The sample may also be tested for white blood cells. A high level of white blood cells in semen is called leucospermia and may indicate an infection. Cutoffs may vary, but an example cutoff is over 1 million white blood cells per milliliter of semen.
Compared to samples obtained from masturbation, semen samples from collection condoms have higher total sperm counts, sperm motility, and percentage of sperm with normal morphology. For this reason, they are believed to give more accurate results when used for semen analysis.
If the results from a man's first sample are subfertile, they must be verified with at least two more analyses. At least 2 to 4 weeks must be allowed between each analysis. Results for a single man may have a large amount of natural variation over time, meaning a single sample may not be representative of a man's average semen characteristics. In addition, sperm physiologist Joanna Ellington believes that the stress of producing an ejaculate sample for examination, often in an unfamiliar setting and without any lubrication (most lubricants are somewhat harmful to sperm), may explain why men's first samples often show poor results while later samples show normal results.
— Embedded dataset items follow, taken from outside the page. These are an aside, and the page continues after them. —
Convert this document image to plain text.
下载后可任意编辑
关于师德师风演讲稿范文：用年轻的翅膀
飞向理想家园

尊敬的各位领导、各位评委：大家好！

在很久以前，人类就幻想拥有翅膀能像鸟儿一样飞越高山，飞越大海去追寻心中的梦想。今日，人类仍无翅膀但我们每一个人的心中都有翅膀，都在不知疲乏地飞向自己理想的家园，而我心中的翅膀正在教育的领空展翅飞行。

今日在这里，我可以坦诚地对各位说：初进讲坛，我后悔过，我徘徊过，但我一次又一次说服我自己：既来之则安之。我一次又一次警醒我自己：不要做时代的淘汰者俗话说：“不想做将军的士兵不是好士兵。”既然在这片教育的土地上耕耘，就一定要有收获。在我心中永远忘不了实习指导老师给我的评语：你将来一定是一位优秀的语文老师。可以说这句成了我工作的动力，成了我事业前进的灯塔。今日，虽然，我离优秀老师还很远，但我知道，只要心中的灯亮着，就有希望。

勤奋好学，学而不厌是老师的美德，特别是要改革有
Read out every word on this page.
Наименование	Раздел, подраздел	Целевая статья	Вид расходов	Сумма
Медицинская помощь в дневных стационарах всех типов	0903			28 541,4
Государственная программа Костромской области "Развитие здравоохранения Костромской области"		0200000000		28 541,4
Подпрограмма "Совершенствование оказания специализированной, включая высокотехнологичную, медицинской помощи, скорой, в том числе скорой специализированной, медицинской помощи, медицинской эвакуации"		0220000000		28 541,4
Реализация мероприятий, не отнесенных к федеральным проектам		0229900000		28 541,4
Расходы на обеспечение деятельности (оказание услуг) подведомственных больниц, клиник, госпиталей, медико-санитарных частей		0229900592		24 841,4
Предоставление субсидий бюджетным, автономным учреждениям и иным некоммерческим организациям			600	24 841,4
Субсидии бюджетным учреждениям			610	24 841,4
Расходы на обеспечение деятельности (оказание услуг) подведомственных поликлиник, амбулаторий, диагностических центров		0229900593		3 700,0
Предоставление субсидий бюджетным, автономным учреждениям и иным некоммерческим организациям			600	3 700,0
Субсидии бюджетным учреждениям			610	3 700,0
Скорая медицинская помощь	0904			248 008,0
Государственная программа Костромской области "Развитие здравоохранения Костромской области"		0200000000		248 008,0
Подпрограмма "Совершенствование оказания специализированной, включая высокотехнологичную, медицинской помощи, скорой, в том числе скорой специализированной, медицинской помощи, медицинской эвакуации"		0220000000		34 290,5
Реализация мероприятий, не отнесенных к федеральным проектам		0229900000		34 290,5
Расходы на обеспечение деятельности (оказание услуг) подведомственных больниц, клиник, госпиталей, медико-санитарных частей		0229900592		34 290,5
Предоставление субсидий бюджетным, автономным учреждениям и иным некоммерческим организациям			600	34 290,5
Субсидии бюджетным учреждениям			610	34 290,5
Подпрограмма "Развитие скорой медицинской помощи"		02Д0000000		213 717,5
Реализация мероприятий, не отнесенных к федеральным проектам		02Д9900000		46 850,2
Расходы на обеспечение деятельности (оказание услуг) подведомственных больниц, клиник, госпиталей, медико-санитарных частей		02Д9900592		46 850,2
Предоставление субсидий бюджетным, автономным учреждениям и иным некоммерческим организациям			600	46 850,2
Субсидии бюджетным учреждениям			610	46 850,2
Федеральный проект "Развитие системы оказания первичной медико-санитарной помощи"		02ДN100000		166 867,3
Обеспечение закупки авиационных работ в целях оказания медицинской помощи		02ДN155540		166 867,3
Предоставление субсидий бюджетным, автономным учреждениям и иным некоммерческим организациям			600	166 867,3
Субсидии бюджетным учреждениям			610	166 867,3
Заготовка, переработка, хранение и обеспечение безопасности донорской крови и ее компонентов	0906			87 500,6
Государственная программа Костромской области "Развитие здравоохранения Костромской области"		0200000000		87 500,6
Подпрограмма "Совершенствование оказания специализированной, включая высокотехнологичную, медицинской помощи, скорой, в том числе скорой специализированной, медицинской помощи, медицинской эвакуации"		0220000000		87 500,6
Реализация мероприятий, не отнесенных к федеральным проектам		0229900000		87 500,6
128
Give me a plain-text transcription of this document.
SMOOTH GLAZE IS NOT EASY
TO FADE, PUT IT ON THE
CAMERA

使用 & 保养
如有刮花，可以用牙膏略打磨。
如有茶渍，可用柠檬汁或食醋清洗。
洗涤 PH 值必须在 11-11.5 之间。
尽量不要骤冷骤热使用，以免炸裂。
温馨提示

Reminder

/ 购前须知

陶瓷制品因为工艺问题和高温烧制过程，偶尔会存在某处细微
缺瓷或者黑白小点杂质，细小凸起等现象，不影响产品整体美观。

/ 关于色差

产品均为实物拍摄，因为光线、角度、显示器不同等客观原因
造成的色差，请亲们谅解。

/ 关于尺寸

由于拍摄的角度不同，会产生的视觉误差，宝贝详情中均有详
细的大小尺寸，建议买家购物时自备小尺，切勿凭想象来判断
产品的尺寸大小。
A man may prefer to produce his sample at home rather than at the clinic. The site of semen collection does not affect the results of a semen analysis.
Volume can be determined by measuring the weight of the sample container, knowing the mass of the empty container. Sperm count and morphology can be calculated by microscopy. Sperm count can also be estimated by kits that measure the amount of a sperm-associated protein, and are suitable for home use.
Computer Assisted Semen Analysis (CASA) is a catch-all phrase for automatic or semi-automatic semen analysis techniques. Most systems are based on image analysis, but alternative methods exist such as tracking cell movement on a digitizing tablet. Computer-assisted techniques are most-often used for the assessment of sperm concentration and mobility characteristics, such as velocity and linear velocity. Nowadays, there are CASA systems, based on image analysis and using new techniques, with near perfect results, and doing full analysis in a few seconds. With some techniques, sperm concentration and motility measurements are at least as reliable as current manual methods.